In queste settimane si sta discutendo/litigando sul D.D.L. “Cirinnà” volto a riconoscere anche alle coppie formate da persone del medesimo sesso una gamma di diritti di natura patrimoniale e familiare, al fine di colmare un gap ormai imbarazzante tra il diritto italiano e quello del resto del mondo civilizzato.
Leggendo le polemiche e le argomentazioni dei contrari mi sono sentito riportare indietro nel tempo e nello spazio, per la precisione a Tarcento – paesuccio della provincia di Udine, 9000 abitanti circa – nella seconda metà del 2001. All’epoca venni nominato dal Consiglio Comunale membro della commissione incaricata di redigere il nuovo Statuto. Non ero un consigliere ma la commissione prevedeva la presenza di tecnici esperti e i Democratici di Sinistra indicarono il mio nome e – indegno come sono – ne venni nominato presidente.
Il lavoro fu svolto in un clima di sostanziale concordia tra le varie forze politiche (a parte certe polemiche sulla figura del vicesindaco e della presidenza del consiglio comunale, ma nulla di che, zuffe da pollaio politico di scarsa importanza…) e il lavoro complessivo fu sostanzialmente concorde. Certo, il commissario della Lega Nord voleva che lo statuto proibisse le preghiere pubbliche dei residenti di fede musulmana e gli si dovettero leggere un paio di articoli della Costituzione per convincerlo che questo non fosse possibile… Certo io volevo l’incompatibilità tra membership del consiglio e della giunta ma un po’ di telefonate concitate da parte di assessori in carica fecero cadere la cosa.
Lo scontro vero fu sul concetto di “famiglia”. E fu scontro pesante. Ricordo ancora come nacque quella questione: la prima bozza dello Statuto prevedeva un articolo un po’ banalotto sull’impegno del Comune a tutela della famiglia. E poiché già da alcuni anni il tema del riconoscimento in una qualche forma delle c.d. “unioni di fatto” – indipendentemente dal sesso dei componenti – aveva iniziato a manifestarsi nel dibattito pubblico decisi di inserire un inciso volto al riconoscimento di una dignità per le unioni diverse dalla famiglia tradizionale:
Il Comune riconosce la dignità delle unioni familiari e affettive fondate sull’amore e sul rispetto reciproco, ne tutela i diritti dei componenti secondo le vigenti leggi e promuove le necessarie politiche per favorire il libero svolgimento delle riconosciute funzioni sociali e superare le eventuali situazioni di disagio.
Certo, come comune non potevamo fare di più, in fondo si trattava solo di una semplice frasetta senza grandi pretese, ma fu sufficiente a far esplodere la santabarbara.
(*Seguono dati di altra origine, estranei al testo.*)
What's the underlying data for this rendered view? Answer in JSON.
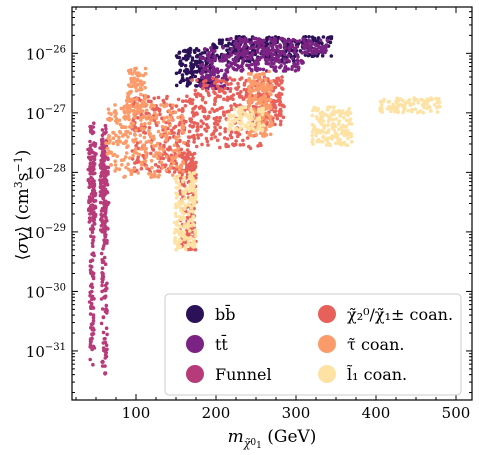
{
  "chart_data": {
    "type": "scatter",
    "xlabel": "m_χ̃₁⁰ (GeV)",
    "ylabel": "⟨σv⟩ (cm³s⁻¹)",
    "xlim": [
      20,
      520
    ],
    "ylim": [
      1.5e-32,
      6e-26
    ],
    "yscale": "log",
    "grid": false,
    "legend_position": "bottom-right",
    "x_ticks": [
      {
        "value": 100,
        "label": "100"
      },
      {
        "value": 200,
        "label": "200"
      },
      {
        "value": 300,
        "label": "300"
      },
      {
        "value": 400,
        "label": "400"
      },
      {
        "value": 500,
        "label": "500"
      }
    ],
    "y_ticks": [
      {
        "exp": -31,
        "label": "10",
        "sup": "−31"
      },
      {
        "exp": -30,
        "label": "10",
        "sup": "−30"
      },
      {
        "exp": -29,
        "label": "10",
        "sup": "−29"
      },
      {
        "exp": -28,
        "label": "10",
        "sup": "−28"
      },
      {
        "exp": -27,
        "label": "10",
        "sup": "−27"
      },
      {
        "exp": -26,
        "label": "10",
        "sup": "−26"
      }
    ],
    "series": [
      {
        "name": "bb̄",
        "color": "#2b1157",
        "regions": [
          [
            150,
            195,
            -26.55,
            -25.9
          ],
          [
            195,
            300,
            -26.15,
            -25.72
          ],
          [
            300,
            345,
            -26.05,
            -25.72
          ]
        ]
      },
      {
        "name": "tt̄",
        "color": "#7b2382",
        "regions": [
          [
            180,
            215,
            -26.6,
            -25.9
          ],
          [
            215,
            310,
            -26.3,
            -25.75
          ],
          [
            310,
            340,
            -26.0,
            -25.78
          ]
        ]
      },
      {
        "name": "Funnel",
        "color": "#b83b79",
        "regions": [
          [
            42,
            48,
            -31.3,
            -27.1
          ],
          [
            57,
            64,
            -31.4,
            -27.2
          ],
          [
            40,
            50,
            -29.0,
            -27.5
          ],
          [
            55,
            66,
            -29.0,
            -27.5
          ]
        ]
      },
      {
        "name": "χ̃₂⁰/χ̃₁± coan.",
        "color": "#e8605a",
        "regions": [
          [
            95,
            175,
            -28.0,
            -26.7
          ],
          [
            155,
            175,
            -29.3,
            -27.6
          ],
          [
            170,
            260,
            -27.6,
            -26.4
          ],
          [
            250,
            285,
            -27.2,
            -26.4
          ]
        ]
      },
      {
        "name": "τ̃ coan.",
        "color": "#fc9b6a",
        "regions": [
          [
            60,
            160,
            -28.1,
            -26.85
          ],
          [
            88,
            112,
            -27.1,
            -26.25
          ],
          [
            240,
            270,
            -27.4,
            -26.3
          ]
        ]
      },
      {
        "name": "l̃₁ coan.",
        "color": "#fde2a3",
        "regions": [
          [
            148,
            175,
            -29.3,
            -28.0
          ],
          [
            215,
            260,
            -27.3,
            -26.9
          ],
          [
            320,
            370,
            -27.55,
            -26.9
          ],
          [
            405,
            480,
            -27.0,
            -26.75
          ]
        ]
      }
    ]
  }
}
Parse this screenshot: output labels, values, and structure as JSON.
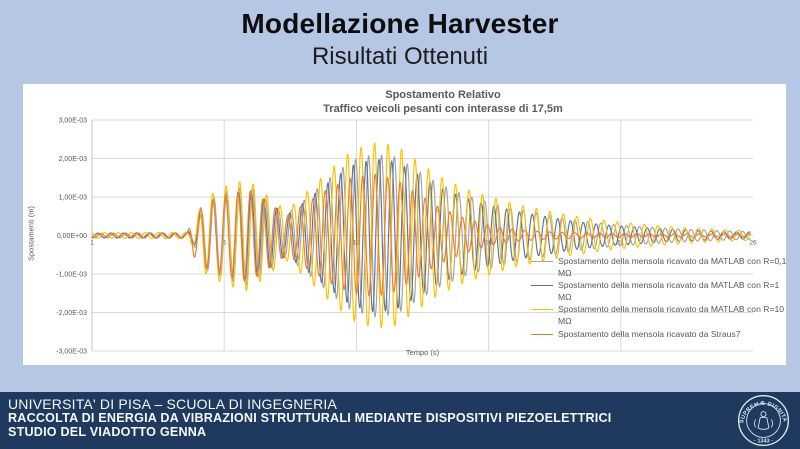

I commissari cattolici (del CCD-CDU) iniziarono una lotta che costrinse la commissione a riunirsi varie volte, senza trovare un punto di intesa. Io mi ero incaponito – come presidente – a depositare in consiglio uno Statuto unanime, ma non se ne veniva fuori. Il punto di massima tensione fu quando l’arciprete inviò una lettera al Sindaco per ricordargli le radici cristiane della comunità che era chiamato a governare e che diede alla LN l’occasione per sfilarsi e scatenare una crociata sui giornali locali.
Alla fine però il progetto di Statuto venne approvato a larga maggioranza. E questo fu grazie, soprattutto, a Forza Italia che ruppe il “fronte del rifiuto” chiedendo solamente che l’articolo sulla famiglia e quello sulle “unioni familiari e affettive” (categoria giuridica inventata di sana pianta) fossero distinti. Una richiesta di forma, dunque, ma non di sostanza. Accolta la quale il testo passò con la maggioranza qualificata richiesta ed è ancora lì, immodificato. E a Tarcento le famiglie “tradizionali” esistono ancora. La gente si fa battezzare in chiesa e in chiesa si svolgono i funerali. Tutto procede come sempre.
Che dire, mi fa piacere che – dopo 15 anni – la Repubblica Italiana riesca a raggiungere perlomeno il livello evolutivo del Comune di Tarcento.